Planning, hearings, permits, approvals — the development process for E-1 has been going on for nearly 30 years. And for 30 years, America and the international community have had one simple message for Israel: Don’t do it.
This past Wednesday, the day before our visit, was the final government hearing on objections to the project.
The decision now rests with Prime Minister Netanyahu.
For those who didn’t get this briefing because they were busy having dinner with the Prime Minister in a settlement built illegally in occupied territory, your colleagues who’ve traveled with us will be happy to fill you in on – and invite you to join – their efforts to block this destructive project.
In all, it’s without question a bleak moment for those who seek a better future for Israelis and Palestinians.
Those who travel to the region — especially elected officials — have a responsibility to confront the full reality of what is happening in Gaza, the West Bank, and Jerusalem. Anything less isn’t meaningful education, it’s tourism with a security briefing.
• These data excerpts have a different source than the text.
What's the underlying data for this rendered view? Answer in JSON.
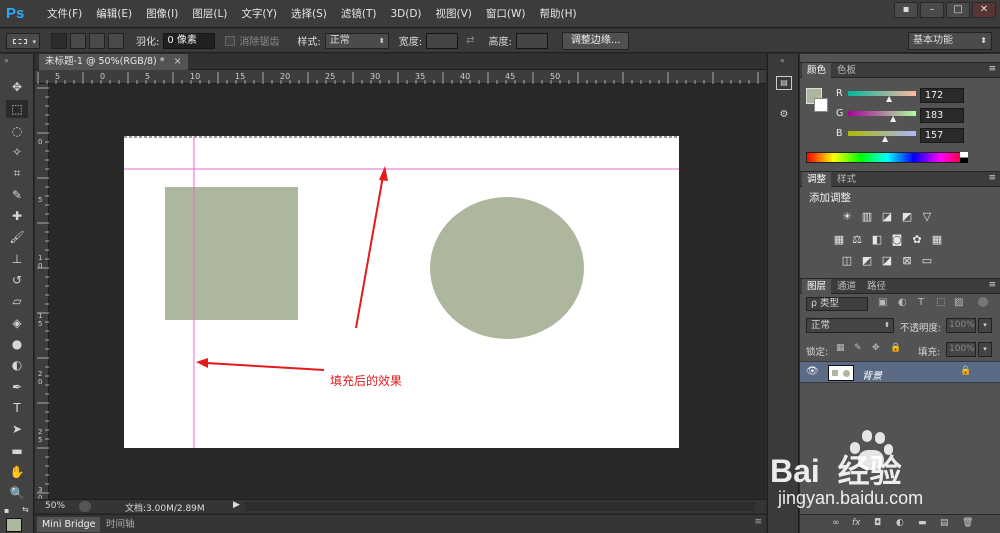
{
  "app": {
    "logo": "Ps"
  },
  "menu": [
    "文件(F)",
    "编辑(E)",
    "图像(I)",
    "图层(L)",
    "文字(Y)",
    "选择(S)",
    "滤镜(T)",
    "3D(D)",
    "视图(V)",
    "窗口(W)",
    "帮助(H)"
  ],
  "window_controls": [
    "▪",
    "–",
    "□",
    "✕"
  ],
  "options": {
    "feather_label": "羽化:",
    "feather_value": "0 像素",
    "antialias_label": "消除锯齿",
    "style_label": "样式:",
    "style_value": "正常",
    "width_label": "宽度:",
    "height_label": "高度:",
    "refine_edge": "调整边缘...",
    "workspace": "基本功能"
  },
  "document": {
    "tab_title": "未标题-1 @ 50%(RGB/8) *",
    "annotation": "填充后的效果",
    "colors": {
      "shape": "#acb79d",
      "guide": "#e56ad3",
      "arrow": "#e31b1b",
      "canvas": "#ffffff"
    }
  },
  "ruler_top_ticks": [
    "5",
    "0",
    "5",
    "10",
    "15",
    "20",
    "25",
    "30",
    "35",
    "40",
    "45",
    "50"
  ],
  "ruler_left_ticks": [
    "0",
    "5",
    "1\n0",
    "1\n5",
    "2\n0",
    "2\n5",
    "3\n0"
  ],
  "status": {
    "zoom": "50%",
    "doc_info": "文档:3.00M/2.89M"
  },
  "bottom_tabs": {
    "mini_bridge": "Mini Bridge",
    "timeline": "时间轴"
  },
  "color_panel": {
    "tabs": [
      "颜色",
      "色板"
    ],
    "r_label": "R",
    "g_label": "G",
    "b_label": "B",
    "r": "172",
    "g": "183",
    "b": "157",
    "foreground": "#acb79d"
  },
  "adjust_panel": {
    "tabs": [
      "调整",
      "样式"
    ],
    "title": "添加调整"
  },
  "layers_panel": {
    "tabs": [
      "图层",
      "通道",
      "路径"
    ],
    "filter_label": "ρ 类型",
    "blend_mode": "正常",
    "opacity_label": "不透明度:",
    "opacity_value": "100%",
    "lock_label": "锁定:",
    "fill_label": "填充:",
    "fill_value": "100%",
    "layer_name": "背景"
  },
  "watermark": {
    "brand": "Bai  经验",
    "url": "jingyan.baidu.com"
  }
}
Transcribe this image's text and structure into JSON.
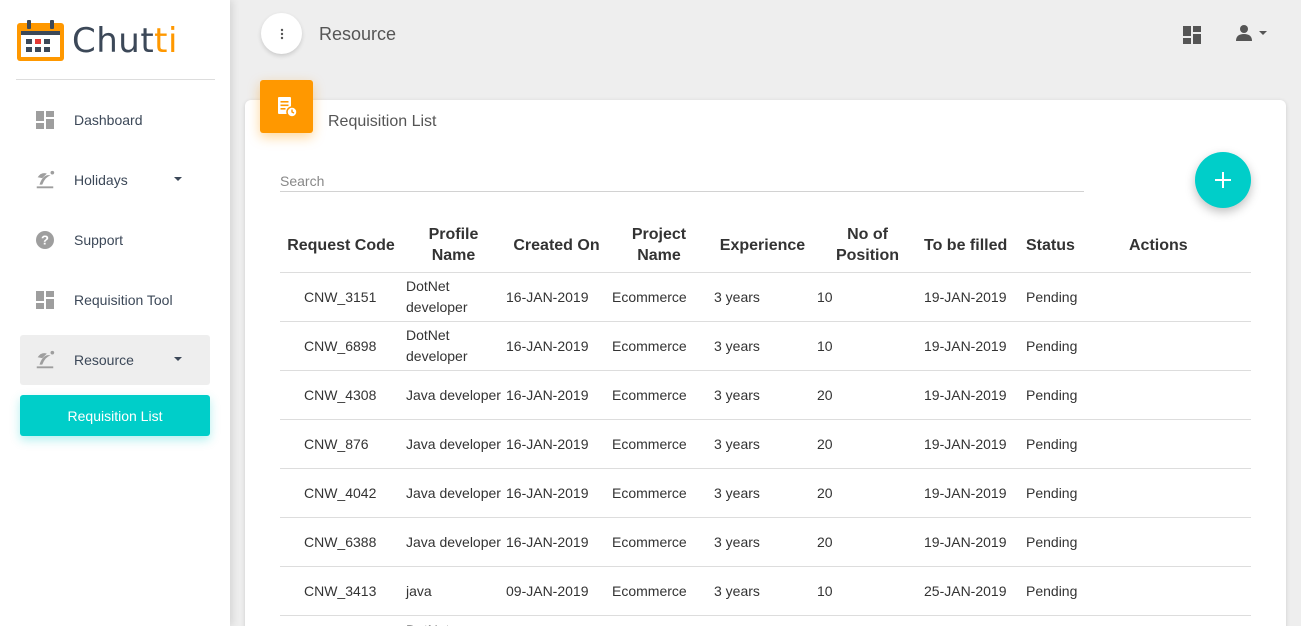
{
  "brand": {
    "name_main": "Chut",
    "name_accent": "ti"
  },
  "sidebar": {
    "items": [
      {
        "label": "Dashboard",
        "icon": "dashboard-icon"
      },
      {
        "label": "Holidays",
        "icon": "beach-icon",
        "has_caret": true
      },
      {
        "label": "Support",
        "icon": "help-icon"
      },
      {
        "label": "Requisition Tool",
        "icon": "dashboard-icon"
      },
      {
        "label": "Resource",
        "icon": "beach-icon",
        "has_caret": true,
        "active": true
      }
    ],
    "sub_item": {
      "label": "Requisition List"
    }
  },
  "header": {
    "title": "Resource"
  },
  "card": {
    "title": "Requisition List",
    "icon": "requisition-icon"
  },
  "search": {
    "placeholder": "Search"
  },
  "table": {
    "columns": [
      "Request Code",
      "Profile Name",
      "Created On",
      "Project Name",
      "Experience",
      "No of Position",
      "To be filled",
      "Status",
      "Actions"
    ],
    "rows": [
      [
        "CNW_3151",
        "DotNet developer",
        "16-JAN-2019",
        "Ecommerce",
        "3 years",
        "10",
        "19-JAN-2019",
        "Pending",
        ""
      ],
      [
        "CNW_6898",
        "DotNet developer",
        "16-JAN-2019",
        "Ecommerce",
        "3 years",
        "10",
        "19-JAN-2019",
        "Pending",
        ""
      ],
      [
        "CNW_4308",
        "Java developer",
        "16-JAN-2019",
        "Ecommerce",
        "3 years",
        "20",
        "19-JAN-2019",
        "Pending",
        ""
      ],
      [
        "CNW_876",
        "Java developer",
        "16-JAN-2019",
        "Ecommerce",
        "3 years",
        "20",
        "19-JAN-2019",
        "Pending",
        ""
      ],
      [
        "CNW_4042",
        "Java developer",
        "16-JAN-2019",
        "Ecommerce",
        "3 years",
        "20",
        "19-JAN-2019",
        "Pending",
        ""
      ],
      [
        "CNW_6388",
        "Java developer",
        "16-JAN-2019",
        "Ecommerce",
        "3 years",
        "20",
        "19-JAN-2019",
        "Pending",
        ""
      ],
      [
        "CNW_3413",
        "java",
        "09-JAN-2019",
        "Ecommerce",
        "3 years",
        "10",
        "25-JAN-2019",
        "Pending",
        ""
      ],
      [
        "",
        "DotNet",
        "",
        "",
        "",
        "",
        "",
        "",
        ""
      ]
    ]
  },
  "colors": {
    "accent": "#00cec9",
    "brand_orange": "#ff9800",
    "text": "#3c4858"
  }
}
If U.S. policymakers keep returning from these trips unwilling to challenge settlement expansion, settler violence, and extremist provocation, then our government will remain complicit in entrenching this conflict.
There is still time to build a different future — but only if we stop looking away from the parts of the story that don’t fit neatly into a photo op.


Thank you for exposing them to the real Israel.
Thank you for sharing your visit to the mourning tent for Awdah Hathaleen. He was a zoom friend through Kehilla’s Hand in Hand program, initiated by our beloved Rabbi Burt Jacobson. May both their memories be for a blessing.